Effects of imipenem and cilastatin on human T-lymphocytes derived from acute leukemia patients with chemotherapy-induced leucopenia: studies of T-lymphocyte responses in the presence of acute myelogenous leukemia (AML) blast accessory cells.

The effects of imipenem and cilastatin on human T-lymphocytes were studied in vitro. As responder T-cells were used T-lymphocyte clones derived from acute leukemia patients with chemotherapy-induced cytopenia, and the accessory cells were highly enriched acute myelogenous leukemia (AML) blasts. The effects of imipenem and cilastatin on phytohemagglutinin (PHA), anti-CD3 and anti-CD3+anti-CD28 stimulated activation were assayed, and in addition drug effects on cytokine-dependent proliferation of activated T-lymphocytes were investigated.

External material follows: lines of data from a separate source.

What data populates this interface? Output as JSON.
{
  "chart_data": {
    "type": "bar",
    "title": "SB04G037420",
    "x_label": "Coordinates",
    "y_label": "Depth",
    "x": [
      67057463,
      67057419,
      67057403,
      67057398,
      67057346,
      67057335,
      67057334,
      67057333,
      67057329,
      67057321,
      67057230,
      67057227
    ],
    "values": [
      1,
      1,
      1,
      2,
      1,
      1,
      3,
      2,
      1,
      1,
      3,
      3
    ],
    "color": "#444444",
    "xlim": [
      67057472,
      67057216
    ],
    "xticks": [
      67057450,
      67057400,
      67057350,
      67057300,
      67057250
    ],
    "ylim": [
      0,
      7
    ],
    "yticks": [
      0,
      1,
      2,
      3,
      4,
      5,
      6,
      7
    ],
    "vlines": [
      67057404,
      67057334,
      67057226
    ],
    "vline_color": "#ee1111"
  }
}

Imipenem inhibited IL2-dependent proliferation of activated CD4(+) and CD8(+) T-cell clones, and an inhibition was also detected for IL7-, IL12-, IL15-, IL16- and IL17-dependent clonal proliferation. Imipenem caused a weak inhibition of anti-CD3- and PHA-stimulated T-cell proliferation when using 50 Gy irradiated AML blast accessory cells derived from various patients, whereas no effect was observed for anti-CD3+anti-CD28 stimulated and allostimulated activation. Imipenem decreased the release of IL4 and Interferon-gamma by T-cell clones stimulated with anti-CD3 and PHA in the presence of native (nonirradiated) AML blasts. The imipenem effects were observed at concentrations corresponding to levels reached in vivo, whereas even high concentrations of cilastatin did not alter T-cell responses. The T-lymphocyte inhibition is probably caused by a direct effect of imipenem on the T-cells.